Wednesday, July 26, 2006

"Poor Niagara!"

When the world was ruled by M'Boy, the snake-god, the caigangues used to live by Iguaçu river. Igobi, the chieftain, had a daughter called Naipi, who was so beautiful that the waters of the river stopped each time she looked at her reflection in the water. Because of her beauty, Naipi was consecrated to god M'Boy, and she began to live within his cult. Meanwhile, a young warrior called Tarobá, saw Naipi and fell in love with her. On the day she was supposed to be sacrificed, Tarobá ran away with Naipi in a canoe. When M'Boy realized what had happened, he got angry and penetrated the land, making a huge cleft, and creating a giant waterfall. The waters enveloped the canoe and the runaway lovers. Naipi was transformed into a rock in the middle of the waterfall, where she is forever pummeled by the turbulent waters. Tarobá became a palm tree at the edge of the abyss, forever condemned to witness the fate of his lover. Beneath that palm tree, there is a cave, under the Devil's Throat, where the vengeful monster watches his victims forever.
Hello everyone! We are now officially on the last leg of our trip...taking a lovely vacation before our return to the United States. This past weekend we visited the state of Paraná, in the south of Brazil, to see the famous cataratas (waterfalls) in Foz do Iguaçu. Being some of the largest waterfalls in the world, it is said that Eleanor Roosevelt exclaimed upon seeing them, "Poor Niagara!"

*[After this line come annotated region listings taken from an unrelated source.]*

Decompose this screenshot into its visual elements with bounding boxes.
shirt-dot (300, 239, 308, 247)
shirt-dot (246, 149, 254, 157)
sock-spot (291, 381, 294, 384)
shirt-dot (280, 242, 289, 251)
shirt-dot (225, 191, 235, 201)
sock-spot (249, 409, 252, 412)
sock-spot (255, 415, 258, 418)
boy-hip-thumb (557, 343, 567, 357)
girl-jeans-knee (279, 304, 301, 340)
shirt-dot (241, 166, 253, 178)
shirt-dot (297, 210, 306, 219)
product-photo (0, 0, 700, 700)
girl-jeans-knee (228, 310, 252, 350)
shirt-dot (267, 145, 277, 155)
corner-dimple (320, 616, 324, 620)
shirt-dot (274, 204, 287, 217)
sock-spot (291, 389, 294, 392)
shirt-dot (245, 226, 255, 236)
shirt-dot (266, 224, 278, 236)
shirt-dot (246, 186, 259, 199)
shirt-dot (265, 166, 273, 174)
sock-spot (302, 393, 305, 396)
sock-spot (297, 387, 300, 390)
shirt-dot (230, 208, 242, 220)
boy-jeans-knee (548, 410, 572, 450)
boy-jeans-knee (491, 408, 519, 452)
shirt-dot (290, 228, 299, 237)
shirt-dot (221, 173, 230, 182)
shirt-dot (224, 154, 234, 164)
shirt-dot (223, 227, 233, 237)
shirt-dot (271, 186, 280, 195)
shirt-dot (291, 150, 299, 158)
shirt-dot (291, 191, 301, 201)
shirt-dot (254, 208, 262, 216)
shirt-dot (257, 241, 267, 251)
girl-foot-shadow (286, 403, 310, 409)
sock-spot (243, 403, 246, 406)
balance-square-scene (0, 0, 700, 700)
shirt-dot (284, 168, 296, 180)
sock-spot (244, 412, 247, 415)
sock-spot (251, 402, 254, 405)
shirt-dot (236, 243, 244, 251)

Unfortunately, the area is in the midst of a severe drought and the falls are lower than they've been since the 1970s. This has caused a good deal of the smaller falls to temporarily dry up. The river has become so dry that you could actually walk across a good deal of it. We asked at our hostel about boat tours that take you to the bottom of the falls and were given this info: the average flow rate of the river is about 1200 cubic meters of water. In order for the boat to run, the rate must be at least 600 cubic meters. As of this weekend, the rate was just under 300 cubic meters of water. So sad! This means we will definitely have to plan another trip to the cataratas during the rainy season (December or January is when they are at their fullest).

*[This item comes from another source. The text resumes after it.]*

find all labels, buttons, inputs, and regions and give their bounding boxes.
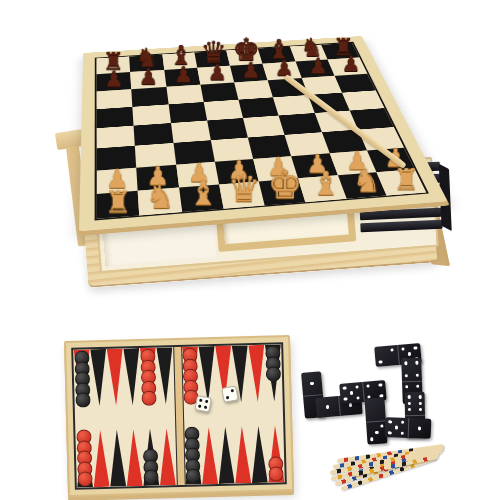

These dry cliffs are usually huge falls!





The VERY dry river.

However, don't let this little setback fool you...the falls were still maravilhoso! We arrived in Foz after our lovely 23 hour bus ride from Rio...yawn, and got right to it. On Saturday, we visited the
Brazilian side of the falls (they are shared by Brazil and Argentina, with the Iguaçu River being right on the border). The national park features a very nice walking trail around the falls, which ends at the biggest, the Garganta del Diablo (The Devil's Throat). This fall is still raging and extremely beautiful. After working up an apetite exploring the falls, the park has a restaurant area right on the river, from which you can see the tops of the falls.





No, these aren't postcards! Pretty gorgeous, huh?




On Sunday we did the Argentine side of the falls, which offers views from the top, looking down. Unfortunately, a lot of these views were from falls that are dry at the moment, and we ended up liking the Brazilian side better. However, the view from the top of the Devil's Throat was amazing. You couldn't even see the bottom, there was so much water!



Garganta del Diablo

We met several people from our hostel in Foz that were tons of fun to hang out with and Saturday night we all went on a little outing to a local churrascuria (Brazilian BBQ), which was a great time. I think it was slightly stressful to the waiter having a table of 10, being two Irish, one Brit, three Mexicans, two Kiwis (New Zealanders) and two Americans...and me being the only one amongst us that spoke Portuguese! The couple from New Zealand we've gotten to know particularly well, as they also traveled with us by bus here to Buenos Aires and we have dinner plans for tomorrow night. They have just finished a year long cycle tour of South America, in which they actually rode 6,363+ miles through South America, beginning on the Southermost tip of Argentina.



Fun in the hostel--Silas from New Zealand and Amelia from England.

Which brings us to Argentina. We arrived this morning, after another 20 hours on a bus through the Argentine countryside. So far the city is gorgeous and sooo cheap! More to come soon!